Now, on the other side of my sexual renaissance, I see the world so
differently that I can hardly articulate it. I know so much now that I
didn’t see then. I know that lifelong heterosexual monogamy is not for
everybody. I know that sexuality is not a pollutant of art, but probably
its point of origin. I know that the sexual undercurrents that run
beneath even “platonic” relationships are better acknowledged and
enjoyed than denied. But foundationally, I know this: that the
difference between destructive and life-giving sexuality is not made by
what kind of relationship it occurs in. It is made by the presence or
absence of joy and caring.
Whether there are one, or two, or several participants, a sex act is
healthy if it is characterized by joy in the giving and receiving of
pleasure, and by caring for the physical and emotional health of each
person involved. That’s all. It’s not any more complicated than that.
All other rules are created because somebody somewhere found a
particular sexual relation damaging, and blamed the social circumstances
rather than the individual ones. (Example: a woman who at 16 consented
to sex she didn’t want because she craved closeness and affirmation, and
concludes that teenage sex is always unhealthy.)
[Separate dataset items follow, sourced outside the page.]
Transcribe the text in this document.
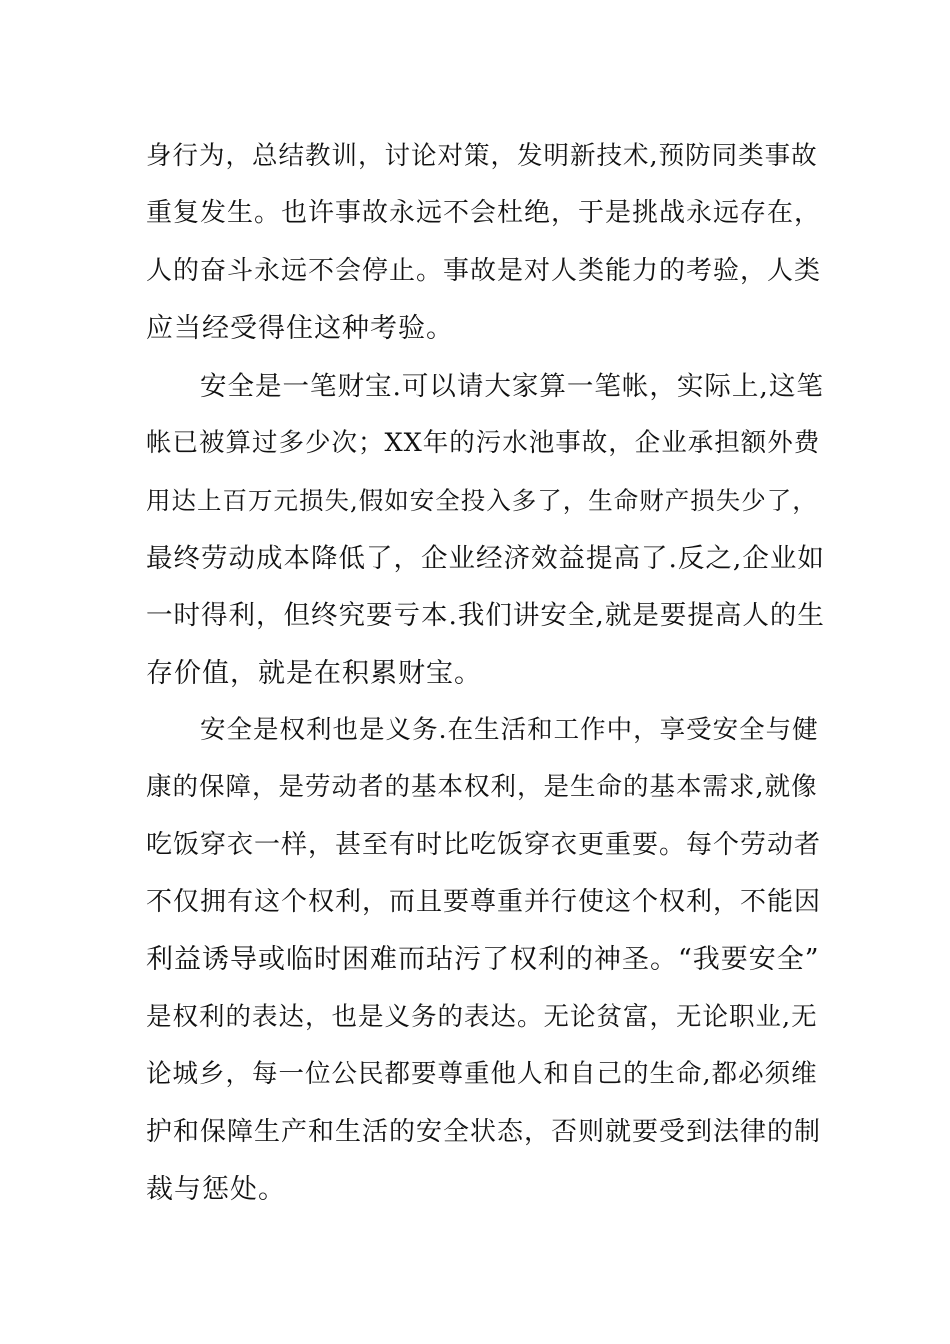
身行为，总结教训，讨论对策，发明新技术,预防同类事故
重复发生。也许事故永远不会杜绝，于是挑战永远存在，
人的奋斗永远不会停止。事故是对人类能力的考验，人类
应当经受得住这种考验。
安全是一笔财宝.可以请大家算一笔帐，实际上,这笔
帐已被算过多少次；XX年的污水池事故，企业承担额外费
用达上百万元损失,假如安全投入多了，生命财产损失少了，
最终劳动成本降低了，企业经济效益提高了.反之,企业如
一时得利，但终究要亏本.我们讲安全,就是要提高人的生
存价值，就是在积累财宝。
安全是权利也是义务.在生活和工作中，享受安全与健
康的保障，是劳动者的基本权利，是生命的基本需求,就像
吃饭穿衣一样，甚至有时比吃饭穿衣更重要。每个劳动者
不仅拥有这个权利，而且要尊重并行使这个权利，不能因
利益诱导或临时困难而玷污了权利的神圣。“我要安全”
是权利的表达，也是义务的表达。无论贫富，无论职业,无
论城乡，每一位公民都要尊重他人和自己的生命,都必须维
护和保障生产和生活的安全状态，否则就要受到法律的制
裁与惩处。
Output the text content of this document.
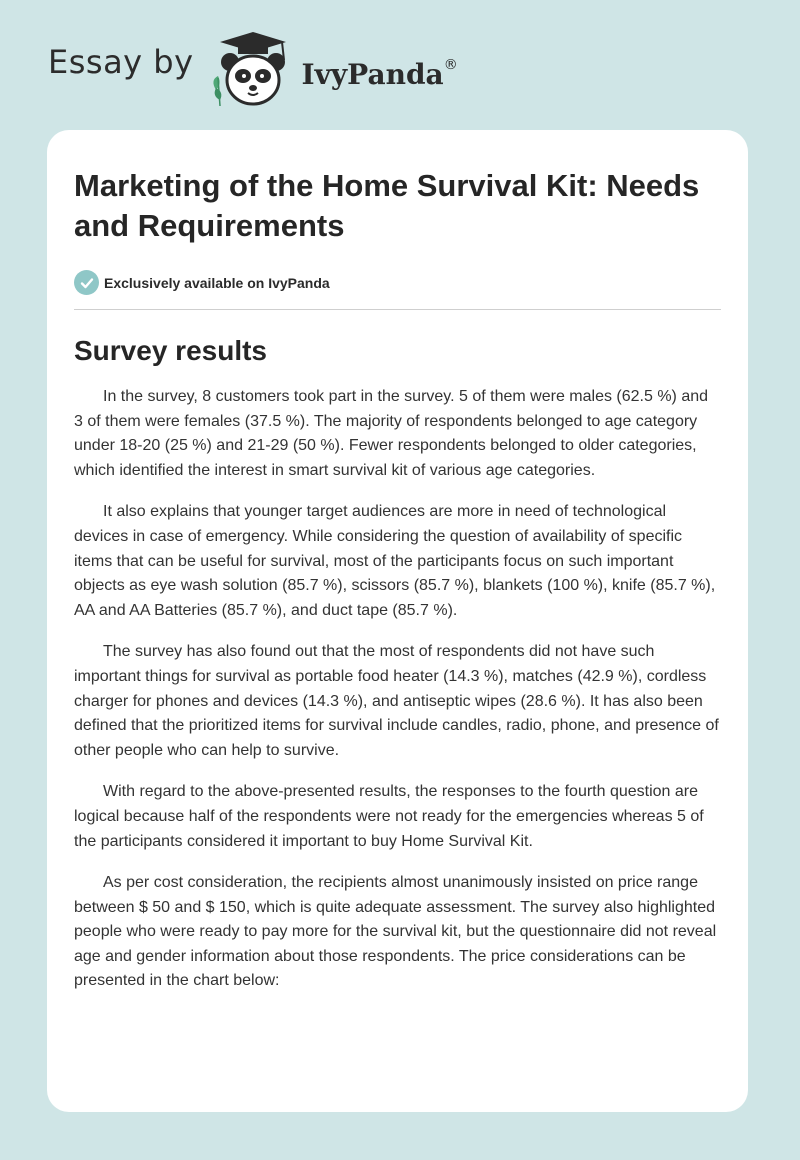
Essay by	IvyPanda®
Marketing of the Home Survival Kit: Needs and Requirements
Exclusively available on IvyPanda
Survey results

In the survey, 8 customers took part in the survey. 5 of them were males (62.5 %) and 3 of them were females (37.5 %). The majority of respondents belonged to age category under 18-20 (25 %) and 21-29 (50 %). Fewer respondents belonged to older categories, which identified the interest in smart survival kit of various age categories.

It also explains that younger target audiences are more in need of technological devices in case of emergency. While considering the question of availability of specific items that can be useful for survival, most of the participants focus on such important objects as eye wash solution (85.7 %), scissors (85.7 %), blankets (100 %), knife (85.7 %), AA and AA Batteries (85.7 %), and duct tape (85.7 %).

The survey has also found out that the most of respondents did not have such important things for survival as portable food heater (14.3 %), matches (42.9 %), cordless charger for phones and devices (14.3 %), and antiseptic wipes (28.6 %). It has also been defined that the prioritized items for survival include candles, radio, phone, and presence of other people who can help to survive.

With regard to the above-presented results, the responses to the fourth question are logical because half of the respondents were not ready for the emergencies whereas 5 of the participants considered it important to buy Home Survival Kit.

As per cost consideration, the recipients almost unanimously insisted on price range between $ 50 and $ 150, which is quite adequate assessment. The survey also highlighted people who were ready to pay more for the survival kit, but the questionnaire did not reveal age and gender information about those respondents. The price considerations can be presented in the chart below:
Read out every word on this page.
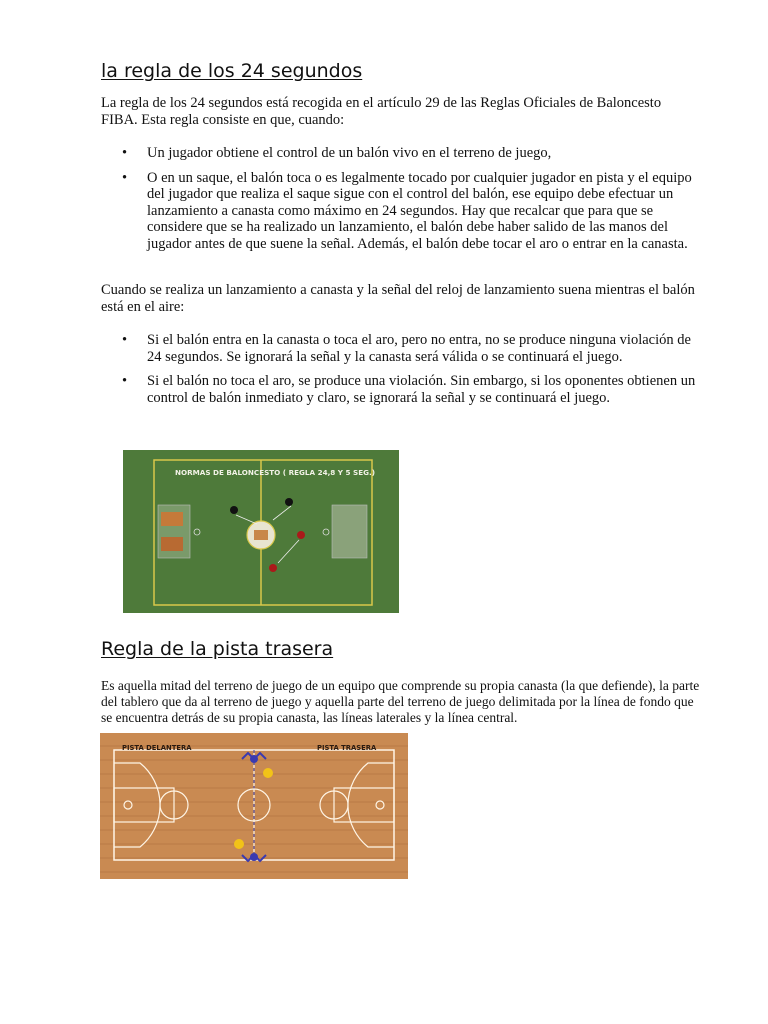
la regla de los 24 segundos

La regla de los 24 segundos está recogida en el artículo 29 de las Reglas Oficiales de Baloncesto FIBA. Esta regla consiste en que, cuando:

• Un jugador obtiene el control de un balón vivo en el terreno de juego,
• O en un saque, el balón toca o es legalmente tocado por cualquier jugador en pista y el equipo del jugador que realiza el saque sigue con el control del balón, ese equipo debe efectuar un lanzamiento a canasta como máximo en 24 segundos. Hay que recalcar que para que se considere que se ha realizado un lanzamiento, el balón debe haber salido de las manos del jugador antes de que suene la señal. Además, el balón debe tocar el aro o entrar en la canasta.

Cuando se realiza un lanzamiento a canasta y la señal del reloj de lanzamiento suena mientras el balón está en el aire:

• Si el balón entra en la canasta o toca el aro, pero no entra, no se produce ninguna violación de 24 segundos. Se ignorará la señal y la canasta será válida o se continuará el juego.
• Si el balón no toca el aro, se produce una violación. Sin embargo, si los oponentes obtienen un control de balón inmediato y claro, se ignorará la señal y se continuará el juego.
NORMAS DE BALONCESTO ( REGLA 24,8 Y 5 SEG.)
Regla de la pista trasera

Es aquella mitad del terreno de juego de un equipo que comprende su propia canasta (la que defiende), la parte del tablero que da al terreno de juego y aquella parte del terreno de juego delimitada por la línea de fondo que se encuentra detrás de su propia canasta, las líneas laterales y la línea central.

PISTA DELANTERA	PISTA TRASERA
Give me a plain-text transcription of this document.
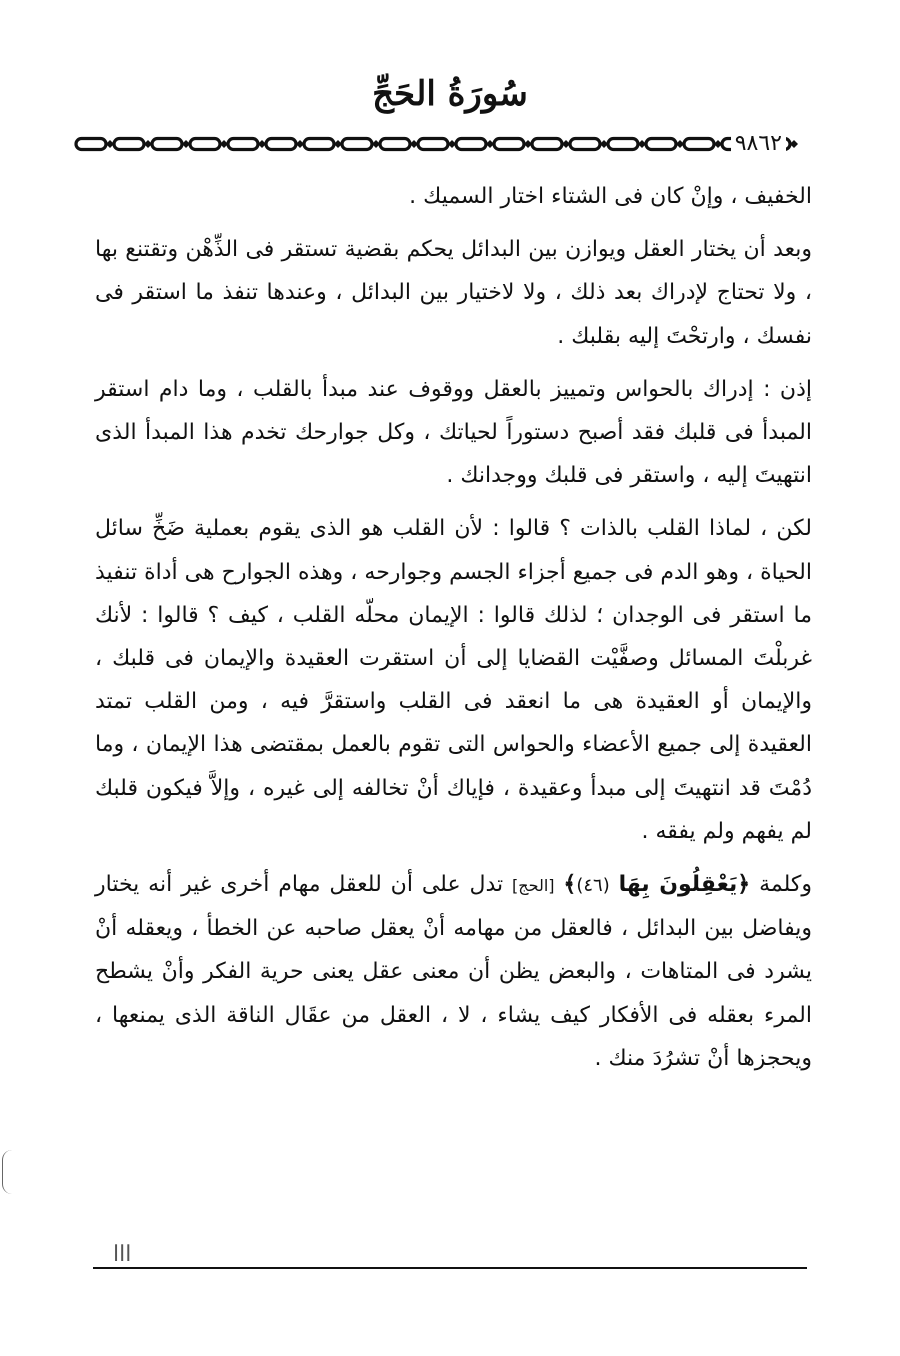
سُورَةُ الحَجِّ
٩٨٦٢

الخفيف ، وإنْ كان فى الشتاء اختار السميك .

وبعد أن يختار العقل ويوازن بين البدائل يحكم بقضية تستقر فى الذِّهْن وتقتنع بها ، ولا تحتاج لإدراك بعد ذلك ، ولا لاختيار بين البدائل ، وعندها تنفذ ما استقر فى نفسك ، وارتحْتَ إليه بقلبك .

إذن : إدراك بالحواس وتمييز بالعقل ووقوف عند مبدأ بالقلب ، وما دام استقر المبدأ فى قلبك فقد أصبح دستوراً لحياتك ، وكل جوارحك تخدم هذا المبدأ الذى انتهيتَ إليه ، واستقر فى قلبك ووجدانك .

لكن ، لماذا القلب بالذات ؟ قالوا : لأن القلب هو الذى يقوم بعملية ضَخِّ سائل الحياة ، وهو الدم فى جميع أجزاء الجسم وجوارحه ، وهذه الجوارح هى أداة تنفيذ ما استقر فى الوجدان ؛ لذلك قالوا : الإيمان محلّه القلب ، كيف ؟ قالوا : لأنك غربلْتَ المسائل وصفَّيْت القضايا إلى أن استقرت العقيدة والإيمان فى قلبك ، والإيمان أو العقيدة هى ما انعقد فى القلب واستقرَّ فيه ، ومن القلب تمتد العقيدة إلى جميع الأعضاء والحواس التى تقوم بالعمل بمقتضى هذا الإيمان ، وما دُمْتَ قد انتهيتَ إلى مبدأ وعقيدة ، فإياك أنْ تخالفه إلى غيره ، وإلاَّ فيكون قلبك لم يفهم ولم يفقه .

وكلمة ﴿يَعْقِلُونَ بِهَا (٤٦)﴾ [الحج] تدل على أن للعقل مهام أخرى غير أنه يختار ويفاضل بين البدائل ، فالعقل من مهامه أنْ يعقل صاحبه عن الخطأ ، ويعقله أنْ يشرد فى المتاهات ، والبعض يظن أن معنى عقل يعنى حرية الفكر وأنْ يشطح المرء بعقله فى الأفكار كيف يشاء ، لا ، العقل من عقَال الناقة الذى يمنعها ، ويحجزها أنْ تشرُدَ منك .

ااا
On a broader, systemic level, sex-negativity is based on fear and
distrust of the body and human nature. But I’ve always been a staunch
humanist, so the rhetoric of dirt and cleanliness never made a lot of
sense to me. I never believed my sexuality was dirty or impure, just
that it was dangerous.
Now, I don’t know how my life would have developed if I’d grown up
without believing those lies. Plenty of people have sexual experiences,
or even whole phases of life, that they regret, and I might have been
one of those people. We can’t know how an alternative life path would
have turned out. But I know for damn sure that I regret the twelve years
of sexual repression that I subjected myself to, with the approval and
encouragement of adults I trusted. I regret the experiences and
relationships I missed out on, I regret relationships that were stunted
or aborted because of my fear of sexuality, and I especially regret the
disconnection with my own sexuality that my denial created, a
disconnection I am still trying to repair.
In case anybody’s in doubt, it’s these experiences that make me
passionate about becoming a sex educator. The abstinence-only message is
founded on a false understanding of sex, its consequences, and its
appropriate role in human life. Young people do need to be taught —
indiscriminate sexual activity is often unhealthy too, and making smart,
healthy sexual decisions in our culture does not come naturally. But
they need to be taught about joy and caring, they need to be taught to
discern their own needs and wants, they need to be taught communication
and respect, they need to be taught what sex does and what it doesn’t
do. They need to be taught about the varieties of sexual experience
(apologies to William James) and given tools for creating a fulfilling
sexual life, whatever that means for them. I’m grateful that I learned
these things eventually; I want to help others learn them sooner.